As the widely-followed U.S. midterm election finally comes to a close, both Wall Street and investors will be focused on how the markets react Wednesday on the back of the final results.
Regardless of the outcome, the stock market has generally seen positive returns in the 12 months following midterm elections, according to John Lynch, LPL Financial’s chief investment strategist. “When it comes to stock market performance, we would argue that election outcomes are not particularly important. Regardless of the election’s outcome, the S&P 500 Index has been positive during the 12 months following the midterm election 18 straight times going back to 1946,” he said in a note on Tuesday.
The most likely outcome of Democrats taking control of the House of Representatives and the Republicans holding onto a slim majority in the Senate will likely create a “government gridlock” situation where it becomes difficult to advance any legislation through Congress, Barclays analyst Aroop Chatterjee said in a note to clients.
Nevertheless, Lynch argues that despite negative connotations surrounding government gridlock, there isn’t much to worry about when it comes to stock market performance.“While many think gridlock is good because it generally takes political extremes off the table, stocks have staged a relief rally of sorts after elections regardless of the results. No matter who controls the House and Senate for the next two years, we think stocks are a good bet to move higher over the balance of 2018 and probably through 2019 as well.”
The economic calendar
On the economic data front on Wednesday, the Mortgage Bankers Association will be releasing their weekly mortgage application data for the week ending in November 2.

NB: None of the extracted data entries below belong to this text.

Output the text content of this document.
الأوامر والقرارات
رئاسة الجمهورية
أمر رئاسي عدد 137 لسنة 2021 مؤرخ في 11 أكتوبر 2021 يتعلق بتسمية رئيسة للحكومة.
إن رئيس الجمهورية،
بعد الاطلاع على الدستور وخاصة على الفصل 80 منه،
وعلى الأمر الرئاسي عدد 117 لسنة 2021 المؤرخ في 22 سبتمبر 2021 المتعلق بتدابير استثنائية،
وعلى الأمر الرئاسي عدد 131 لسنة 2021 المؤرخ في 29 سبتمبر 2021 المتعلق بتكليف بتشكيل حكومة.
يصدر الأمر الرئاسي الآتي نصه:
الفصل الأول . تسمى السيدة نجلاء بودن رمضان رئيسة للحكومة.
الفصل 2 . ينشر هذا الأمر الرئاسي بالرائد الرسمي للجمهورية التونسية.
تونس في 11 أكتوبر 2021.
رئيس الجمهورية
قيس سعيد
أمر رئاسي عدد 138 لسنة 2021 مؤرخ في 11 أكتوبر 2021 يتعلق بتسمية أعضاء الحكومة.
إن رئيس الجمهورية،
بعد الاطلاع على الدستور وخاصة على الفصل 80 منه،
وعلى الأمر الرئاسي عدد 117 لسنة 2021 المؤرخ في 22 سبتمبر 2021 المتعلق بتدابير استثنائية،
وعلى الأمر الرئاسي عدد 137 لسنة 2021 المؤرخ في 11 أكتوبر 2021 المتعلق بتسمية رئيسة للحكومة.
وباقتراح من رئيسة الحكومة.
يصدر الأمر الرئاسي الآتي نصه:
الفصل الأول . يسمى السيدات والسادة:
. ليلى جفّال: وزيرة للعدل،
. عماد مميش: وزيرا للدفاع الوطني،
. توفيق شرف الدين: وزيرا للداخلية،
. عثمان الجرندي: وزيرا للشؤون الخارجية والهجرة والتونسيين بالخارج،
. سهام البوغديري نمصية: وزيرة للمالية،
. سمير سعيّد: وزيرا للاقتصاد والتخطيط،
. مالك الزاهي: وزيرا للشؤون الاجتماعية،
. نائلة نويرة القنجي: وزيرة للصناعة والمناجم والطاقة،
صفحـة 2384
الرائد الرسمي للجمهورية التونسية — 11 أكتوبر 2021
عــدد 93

Some notable earnings releases expected Wednesday include 21st Century Fox (FOXA), Michael Kors (KORS) before the market open and Qualcomm (QCOM), Wynn Resorts (WYNN), TripAdvisor (TRIP) and Take-Two Interactive (TTWO) after the market close.

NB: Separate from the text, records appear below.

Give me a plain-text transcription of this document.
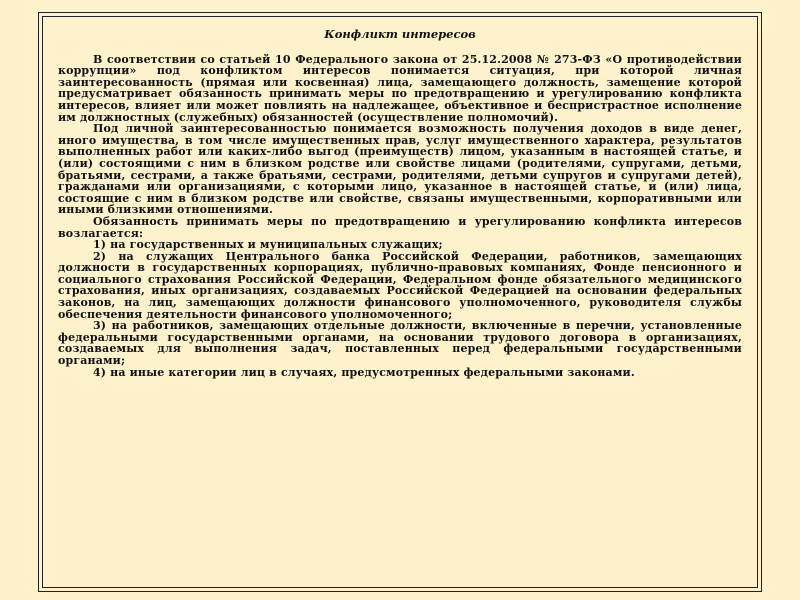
Конфликт интересов

В соответствии со статьей 10 Федерального закона от 25.12.2008 № 273-ФЗ «О противодействии коррупции» под конфликтом интересов понимается ситуация, при которой личная заинтересованность (прямая или косвенная) лица, замещающего должность, замещение которой предусматривает обязанность принимать меры по предотвращению и урегулированию конфликта интересов, влияет или может повлиять на надлежащее, объективное и беспристрастное исполнение им должностных (служебных) обязанностей (осуществление полномочий).

Под личной заинтересованностью понимается возможность получения доходов в виде денег, иного имущества, в том числе имущественных прав, услуг имущественного характера, результатов выполненных работ или каких-либо выгод (преимуществ) лицом, указанным в настоящей статье, и (или) состоящими с ним в близком родстве или свойстве лицами (родителями, супругами, детьми, братьями, сестрами, а также братьями, сестрами, родителями, детьми супругов и супругами детей), гражданами или организациями, с которыми лицо, указанное в настоящей статье, и (или) лица, состоящие с ним в близком родстве или свойстве, связаны имущественными, корпоративными или иными близкими отношениями.

Обязанность принимать меры по предотвращению и урегулированию конфликта интересов возлагается:

1) на государственных и муниципальных служащих;

2) на служащих Центрального банка Российской Федерации, работников, замещающих должности в государственных корпорациях, публично-правовых компаниях, Фонде пенсионного и социального страхования Российской Федерации, Федеральном фонде обязательного медицинского страхования, иных организациях, создаваемых Российской Федерацией на основании федеральных законов, на лиц, замещающих должности финансового уполномоченного, руководителя службы обеспечения деятельности финансового уполномоченного;

3) на работников, замещающих отдельные должности, включенные в перечни, установленные федеральными государственными органами, на основании трудового договора в организациях, создаваемых для выполнения задач, поставленных перед федеральными государственными органами;

4) на иные категории лиц в случаях, предусмотренных федеральными законами.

During Tuesday’s trading session, the S&P 500 (^GSPC) rose 0.63%, or 17.22 points. The Dow (^DJI) advanced 0.69%, or 175.21 points to its highest closing price in three weeks. The Nasdaq (^IXIC) rose 0.64%, or 47.11 points.
Here’s what caught Yahoo Finance’s markets correspondent Myles Udland’s attention today…

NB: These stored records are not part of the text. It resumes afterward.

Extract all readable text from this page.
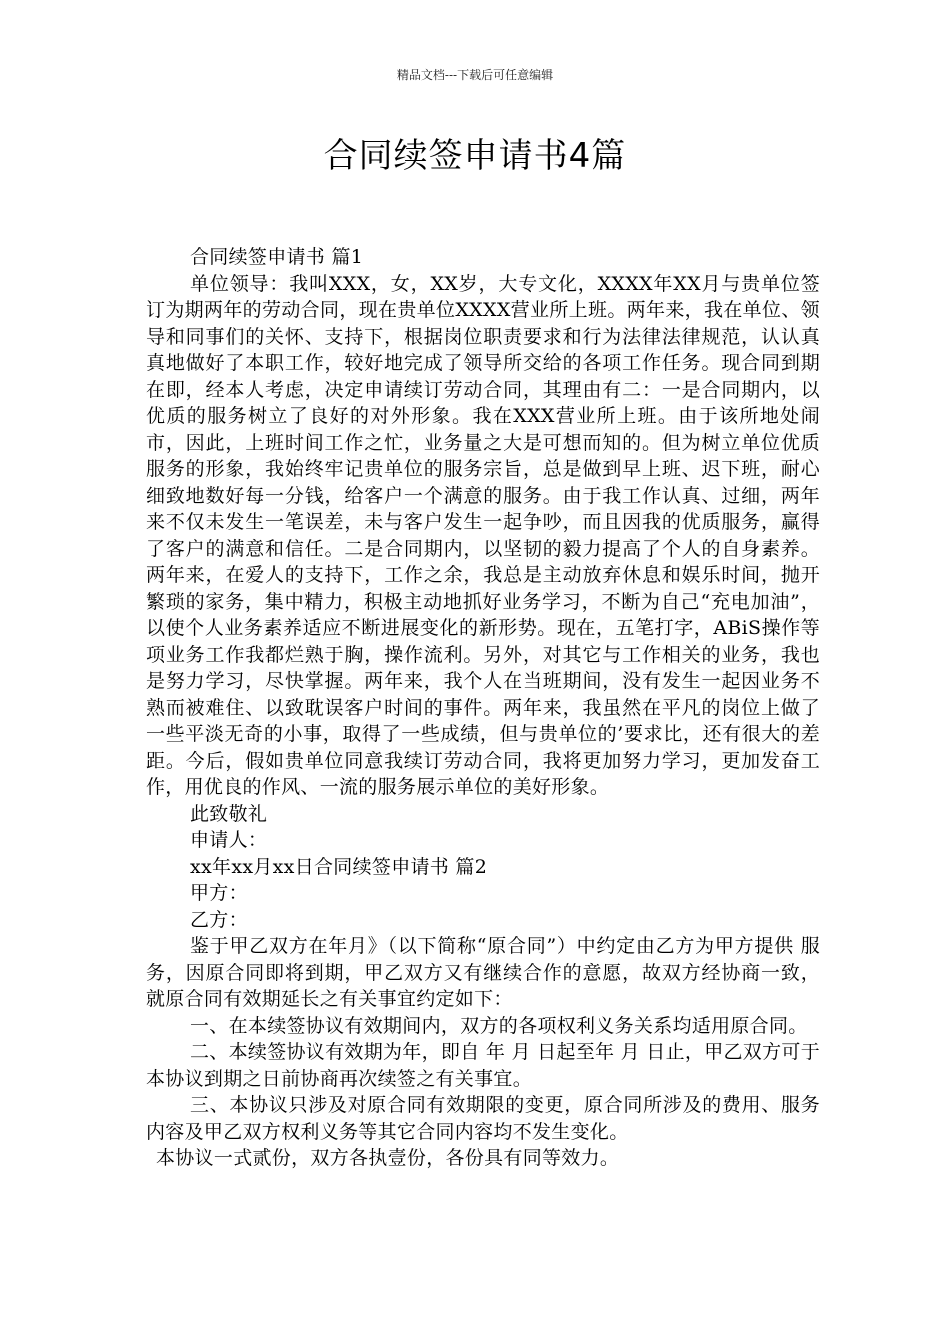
精品文档---下载后可任意编辑
合同续签申请书4篇

合同续签申请书 篇1

单位领导：我叫XXX，女，XX岁，大专文化，XXXX年XX月与贵单位签订为期两年的劳动合同，现在贵单位XXXX营业所上班。两年来，我在单位、领导和同事们的关怀、支持下，根据岗位职责要求和行为法律法律规范，认认真真地做好了本职工作，较好地完成了领导所交给的各项工作任务。现合同到期在即，经本人考虑，决定申请续订劳动合同，其理由有二：一是合同期内，以优质的服务树立了良好的对外形象。我在XXX营业所上班。由于该所地处闹市，因此，上班时间工作之忙，业务量之大是可想而知的。但为树立单位优质服务的形象，我始终牢记贵单位的服务宗旨，总是做到早上班、迟下班，耐心细致地数好每一分钱，给客户一个满意的服务。由于我工作认真、过细，两年来不仅未发生一笔误差，未与客户发生一起争吵，而且因我的优质服务，赢得了客户的满意和信任。二是合同期内，以坚韧的毅力提高了个人的自身素养。两年来，在爱人的支持下，工作之余，我总是主动放弃休息和娱乐时间，抛开繁琐的家务，集中精力，积极主动地抓好业务学习，不断为自己“充电加油”，以使个人业务素养适应不断进展变化的新形势。现在，五笔打字，ABiS操作等项业务工作我都烂熟于胸，操作流利。另外，对其它与工作相关的业务，我也是努力学习，尽快掌握。两年来，我个人在当班期间，没有发生一起因业务不熟而被难住、以致耽误客户时间的事件。两年来，我虽然在平凡的岗位上做了一些平淡无奇的小事，取得了一些成绩，但与贵单位的’要求比，还有很大的差距。今后，假如贵单位同意我续订劳动合同，我将更加努力学习，更加发奋工作，用优良的作风、一流的服务展示单位的美好形象。

此致敬礼

申请人：

xx年xx月xx日合同续签申请书 篇2

甲方：

乙方：

鉴于甲乙双方在年月》（以下简称“原合同”）中约定由乙方为甲方提供 服务，因原合同即将到期，甲乙双方又有继续合作的意愿，故双方经协商一致，就原合同有效期延长之有关事宜约定如下：

一、在本续签协议有效期间内，双方的各项权利义务关系均适用原合同。

二、本续签协议有效期为年，即自 年 月 日起至年 月 日止，甲乙双方可于本协议到期之日前协商再次续签之有关事宜。

三、本协议只涉及对原合同有效期限的变更，原合同所涉及的费用、服务内容及甲乙双方权利义务等其它合同内容均不发生变化。

本协议一式贰份，双方各执壹份，各份具有同等效力。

Americans continue to quit their jobs in droves
In September, 3.6 million people quit their jobs, just below the record high 3.65 million job quitters we saw in August. The overall quits rate for the private sector in September held at 2.4% for the third month in a row, matching a 17-year high.
Quits are seen a positive economic indicator, with the thinking being that folks won’t leave a job unless they are reasonably confident they could easily get another one.
With the unemployment rate currently at 3.7% and the economy continuing to create in excess of 200,000 jobs per month, the headline data about the labor market suggests things are very good for American workers right now. The quits data add more depth to that assertion.
Looking below the headline quits numbers and the picture gets even better. And portends more wage growth.
Matt Busigin, a portfolio manager at New River Investments, noted Tuesday that the number of quits in the accommodation and food services industry hit a record high of 709,000 in September. As a percent of people employed in the industry the quits rate hit 5.1% in September, its highest level since November 2007.
And if you track non-supervisory wage growth alongside the quits rate in the food services business, you get a pretty good sense of where wages are going — up. In October, average hourly earnings for all employees rose 3.1% and for non-supervisory workers wages rose 3.2% over last year. These were the highest readings since the spring of 2009, when wages were on the way down as the post-crisis recession deepened.
For years, economists have said that wage growth was the missing element of the post-crisis recovery. But now, wage growth appears to be here. The question then is what’s next?